Monocular approaches to simultaneous localization and mapping (SLAM) have recently addressed with success the challenging problem of the fast computation of dense reconstructions from a single, moving camera. Thus, if these approaches initially relied on the detection of a reduced set of interest points to estimate the camera position and the map, they are currently able to reconstruct dense maps from a handheld camera while the camera coordinates are simultaneously computed. However, these maps of 3-dimensional points usually remain meaningless, that is, with no memorable items and without providing a way of encoding spatial relationships between objects and paths. In humans and mobile robotics, landmarks play a key role in the internalization of a spatial representation of an environment. They are memorable cues that can serve to define a region of the space or the location of other objects. In a topological representation of the space, landmarks can be identified and located according to its structural, perceptive or semantic significance and distinctiveness. But on the other hand, landmarks may be difficult to be located in a metric representation of the space. Restricted to the domain of visual landmarks, this work describes an approach where the map resulting from a point-based, monocular SLAM is annotated with the semantic information provided by a set of distinguished landmarks. Both features are obtained from the image. Hence, they can be linked by associating to each landmark all those point-based features that are superimposed to the landmark in a given image (key-frame). Visual landmarks will be obtained by means of an object-based, bottom-up attention mechanism, which will extract from the image a set of proto-objects. These proto-objects could not be always associated with natural objects, but they will typically constitute significant parts of these scene objects and can be appropriately annotated with semantic information. Moreover, they will be affine covariant regions, that is, they will be invariant to affine transformation, being detected under different viewing conditions (view-point angle, rotation, scale, etc.). Monocular SLAM will be solved using the accurate parallel tracking and mapping (PTAM) framework by Klein and Murray in Proceedings of IEEE/ACM international symposium on mixed and augmented reality, 2007.
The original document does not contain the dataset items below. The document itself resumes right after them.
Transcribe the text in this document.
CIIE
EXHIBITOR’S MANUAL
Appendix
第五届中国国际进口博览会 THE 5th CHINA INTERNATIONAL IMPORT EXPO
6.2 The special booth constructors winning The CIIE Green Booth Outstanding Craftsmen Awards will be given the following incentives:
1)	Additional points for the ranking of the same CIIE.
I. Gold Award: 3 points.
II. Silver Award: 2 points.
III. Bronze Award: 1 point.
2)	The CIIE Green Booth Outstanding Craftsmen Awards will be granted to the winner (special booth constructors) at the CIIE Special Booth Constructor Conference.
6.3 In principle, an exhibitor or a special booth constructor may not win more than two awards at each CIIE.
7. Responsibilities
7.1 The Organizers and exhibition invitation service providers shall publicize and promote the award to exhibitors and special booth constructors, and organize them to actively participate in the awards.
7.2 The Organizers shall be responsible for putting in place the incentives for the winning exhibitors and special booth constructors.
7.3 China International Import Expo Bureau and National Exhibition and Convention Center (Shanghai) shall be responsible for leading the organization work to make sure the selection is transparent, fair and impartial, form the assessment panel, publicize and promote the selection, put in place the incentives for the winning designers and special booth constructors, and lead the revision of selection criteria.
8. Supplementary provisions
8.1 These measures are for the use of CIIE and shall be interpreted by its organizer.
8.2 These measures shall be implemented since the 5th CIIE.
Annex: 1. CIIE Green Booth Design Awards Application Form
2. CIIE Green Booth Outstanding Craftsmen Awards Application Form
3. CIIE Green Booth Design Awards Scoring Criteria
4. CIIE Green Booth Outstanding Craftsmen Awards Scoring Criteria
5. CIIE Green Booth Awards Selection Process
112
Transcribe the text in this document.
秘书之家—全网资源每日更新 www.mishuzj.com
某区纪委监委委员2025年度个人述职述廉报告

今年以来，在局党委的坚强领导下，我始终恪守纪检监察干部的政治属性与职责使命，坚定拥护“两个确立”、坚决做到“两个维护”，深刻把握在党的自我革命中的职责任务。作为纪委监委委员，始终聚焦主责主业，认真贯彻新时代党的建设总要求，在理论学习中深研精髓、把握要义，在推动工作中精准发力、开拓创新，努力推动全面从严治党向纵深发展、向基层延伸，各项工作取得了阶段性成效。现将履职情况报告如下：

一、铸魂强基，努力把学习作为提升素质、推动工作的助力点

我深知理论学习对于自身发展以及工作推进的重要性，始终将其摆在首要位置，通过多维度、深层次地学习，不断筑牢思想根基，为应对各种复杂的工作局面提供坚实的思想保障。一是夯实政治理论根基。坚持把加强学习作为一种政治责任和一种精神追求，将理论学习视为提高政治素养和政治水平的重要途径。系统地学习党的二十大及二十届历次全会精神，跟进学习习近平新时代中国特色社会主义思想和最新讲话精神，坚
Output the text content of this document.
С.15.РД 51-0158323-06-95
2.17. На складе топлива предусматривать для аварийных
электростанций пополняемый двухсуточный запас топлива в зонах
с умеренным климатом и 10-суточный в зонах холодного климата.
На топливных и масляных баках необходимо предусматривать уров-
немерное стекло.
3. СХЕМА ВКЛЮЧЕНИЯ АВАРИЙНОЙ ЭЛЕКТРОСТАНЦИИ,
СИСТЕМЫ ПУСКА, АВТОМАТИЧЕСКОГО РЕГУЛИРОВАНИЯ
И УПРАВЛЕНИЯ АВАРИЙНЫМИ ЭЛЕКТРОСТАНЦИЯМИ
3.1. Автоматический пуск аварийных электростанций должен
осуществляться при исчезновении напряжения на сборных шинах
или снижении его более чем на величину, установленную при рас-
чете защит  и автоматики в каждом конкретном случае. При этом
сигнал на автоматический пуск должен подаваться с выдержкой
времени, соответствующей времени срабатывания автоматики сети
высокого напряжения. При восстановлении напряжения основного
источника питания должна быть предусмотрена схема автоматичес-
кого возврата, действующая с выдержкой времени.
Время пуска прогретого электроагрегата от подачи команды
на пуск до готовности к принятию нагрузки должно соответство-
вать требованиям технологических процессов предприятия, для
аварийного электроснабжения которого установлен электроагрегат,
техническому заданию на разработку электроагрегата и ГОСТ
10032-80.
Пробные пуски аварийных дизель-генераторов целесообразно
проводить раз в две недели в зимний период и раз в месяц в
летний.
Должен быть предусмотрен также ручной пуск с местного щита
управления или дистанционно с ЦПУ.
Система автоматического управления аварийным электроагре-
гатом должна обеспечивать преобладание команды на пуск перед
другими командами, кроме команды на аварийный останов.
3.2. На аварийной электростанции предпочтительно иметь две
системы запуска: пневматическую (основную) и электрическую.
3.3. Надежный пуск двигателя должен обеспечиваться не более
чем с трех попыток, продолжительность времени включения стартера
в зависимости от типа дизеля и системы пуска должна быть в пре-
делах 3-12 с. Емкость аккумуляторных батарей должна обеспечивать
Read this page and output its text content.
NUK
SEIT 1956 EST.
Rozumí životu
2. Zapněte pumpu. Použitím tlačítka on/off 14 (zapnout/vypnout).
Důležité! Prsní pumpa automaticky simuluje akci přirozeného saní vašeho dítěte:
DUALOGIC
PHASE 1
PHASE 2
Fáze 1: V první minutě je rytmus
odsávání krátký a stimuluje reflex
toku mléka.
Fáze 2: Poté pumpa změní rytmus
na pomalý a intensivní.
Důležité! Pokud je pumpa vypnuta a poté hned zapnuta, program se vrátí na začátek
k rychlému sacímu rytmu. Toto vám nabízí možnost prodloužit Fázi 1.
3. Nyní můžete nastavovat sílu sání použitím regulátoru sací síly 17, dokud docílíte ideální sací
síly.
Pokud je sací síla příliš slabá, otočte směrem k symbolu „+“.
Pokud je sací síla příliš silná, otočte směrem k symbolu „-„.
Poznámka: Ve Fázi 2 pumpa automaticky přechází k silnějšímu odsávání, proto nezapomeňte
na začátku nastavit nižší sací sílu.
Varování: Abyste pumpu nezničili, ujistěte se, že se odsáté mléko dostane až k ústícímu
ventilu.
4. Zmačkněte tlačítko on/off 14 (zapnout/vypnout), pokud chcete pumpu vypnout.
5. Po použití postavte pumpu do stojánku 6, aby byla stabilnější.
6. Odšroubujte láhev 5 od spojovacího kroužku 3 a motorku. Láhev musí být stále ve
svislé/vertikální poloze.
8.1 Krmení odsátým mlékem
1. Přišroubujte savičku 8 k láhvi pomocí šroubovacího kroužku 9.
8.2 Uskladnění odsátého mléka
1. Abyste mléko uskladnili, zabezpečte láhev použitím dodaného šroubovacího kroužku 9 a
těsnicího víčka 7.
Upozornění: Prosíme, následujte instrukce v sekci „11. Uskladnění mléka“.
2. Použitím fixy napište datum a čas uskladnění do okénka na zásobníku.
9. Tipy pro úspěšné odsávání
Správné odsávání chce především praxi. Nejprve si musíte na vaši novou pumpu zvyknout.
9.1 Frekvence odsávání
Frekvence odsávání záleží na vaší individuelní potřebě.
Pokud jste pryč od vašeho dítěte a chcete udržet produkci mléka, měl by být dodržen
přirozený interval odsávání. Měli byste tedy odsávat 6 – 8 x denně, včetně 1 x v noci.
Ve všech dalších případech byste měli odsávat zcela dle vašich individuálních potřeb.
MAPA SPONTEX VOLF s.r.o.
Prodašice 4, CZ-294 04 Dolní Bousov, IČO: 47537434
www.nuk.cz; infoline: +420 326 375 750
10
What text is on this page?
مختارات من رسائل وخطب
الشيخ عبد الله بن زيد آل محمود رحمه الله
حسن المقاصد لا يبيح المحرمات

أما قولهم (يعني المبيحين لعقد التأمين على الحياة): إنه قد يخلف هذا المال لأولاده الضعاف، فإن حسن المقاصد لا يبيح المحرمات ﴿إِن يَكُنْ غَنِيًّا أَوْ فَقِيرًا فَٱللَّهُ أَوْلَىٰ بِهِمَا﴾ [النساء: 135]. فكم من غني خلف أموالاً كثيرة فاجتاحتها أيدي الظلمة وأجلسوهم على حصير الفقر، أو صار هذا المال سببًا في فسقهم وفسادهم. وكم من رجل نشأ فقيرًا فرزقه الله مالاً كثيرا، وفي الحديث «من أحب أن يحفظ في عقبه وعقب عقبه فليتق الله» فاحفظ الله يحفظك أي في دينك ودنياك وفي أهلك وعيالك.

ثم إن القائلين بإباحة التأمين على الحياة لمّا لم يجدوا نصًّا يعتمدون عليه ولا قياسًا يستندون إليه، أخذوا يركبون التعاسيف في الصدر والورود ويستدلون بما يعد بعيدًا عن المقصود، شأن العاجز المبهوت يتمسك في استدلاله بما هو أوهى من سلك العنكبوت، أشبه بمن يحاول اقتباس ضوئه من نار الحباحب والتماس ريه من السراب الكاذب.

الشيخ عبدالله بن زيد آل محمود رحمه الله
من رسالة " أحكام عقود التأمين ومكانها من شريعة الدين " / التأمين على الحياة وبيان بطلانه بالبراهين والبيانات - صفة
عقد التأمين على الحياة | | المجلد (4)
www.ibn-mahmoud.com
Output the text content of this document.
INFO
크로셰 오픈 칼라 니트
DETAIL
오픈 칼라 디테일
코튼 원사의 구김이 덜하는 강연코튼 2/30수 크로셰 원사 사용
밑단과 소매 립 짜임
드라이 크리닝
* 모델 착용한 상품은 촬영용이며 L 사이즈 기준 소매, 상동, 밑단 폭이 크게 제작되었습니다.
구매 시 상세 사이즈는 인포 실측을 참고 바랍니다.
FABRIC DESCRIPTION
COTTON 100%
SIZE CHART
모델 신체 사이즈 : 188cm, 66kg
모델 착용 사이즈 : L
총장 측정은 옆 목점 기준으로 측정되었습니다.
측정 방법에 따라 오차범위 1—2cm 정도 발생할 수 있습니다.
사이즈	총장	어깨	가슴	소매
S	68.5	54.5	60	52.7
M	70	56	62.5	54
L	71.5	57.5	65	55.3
单目同时定位与地图构建(SLAM)方法最近成功解决了从单个移动相机快速计算密集重建这一具有挑战性的问题。因此,尽管这些方法最初依赖于检测一组简化的兴趣点来估计相机位置和地图,但目前它们能够在计算相机坐标的同时,从手持相机重建密集地图。然而,这些三维点的地图通常仍然没有意义,也就是说,没有值得记忆的元素,也没有提供一种对物体与路径之间空间关系进行编码的方法。在人类和移动机器人中,地标在环境空间表征的内化过程中起着关键作用。它们是可记忆的线索,可用于定义空间区域或其他物体的位置。在空间的拓扑表征中,地标可根据其结构、感知或语义意义及独特性来识别和定位。但另一方面,地标在空间的度量表征中可能难以定位。限于视觉地标的领域,这项工作描述了一种方法,其中基于点的单目SLAM生成的地图用一组独特地标提供的语义信息进行标注。这两种特征都从图像中获取。因此,通过将给定图像(关键帧)中叠加在地标上的所有基于点的特征与每个地标相关联,它们可以被链接起来。视觉地标将通过基于对象的自底向上注意力机制获得,该机制将从图像中提取一组原型对象。这些原型对象并不总是与自然对象相关联,但它们通常会构成这些场景对象的重要部分,并可以用语义信息进行适当标注。此外,它们将是仿射协变区域,也就是说,它们对仿射变换具有不变性,能在不同的观察条件(视角、旋转、缩放等)下被检测到。单目SLAM将使用Klein和Murray在2007年IEEE/ACM混合与增强现实国际研讨会论文集中提出的精确并行跟踪与映射(PTAM)框架来解决。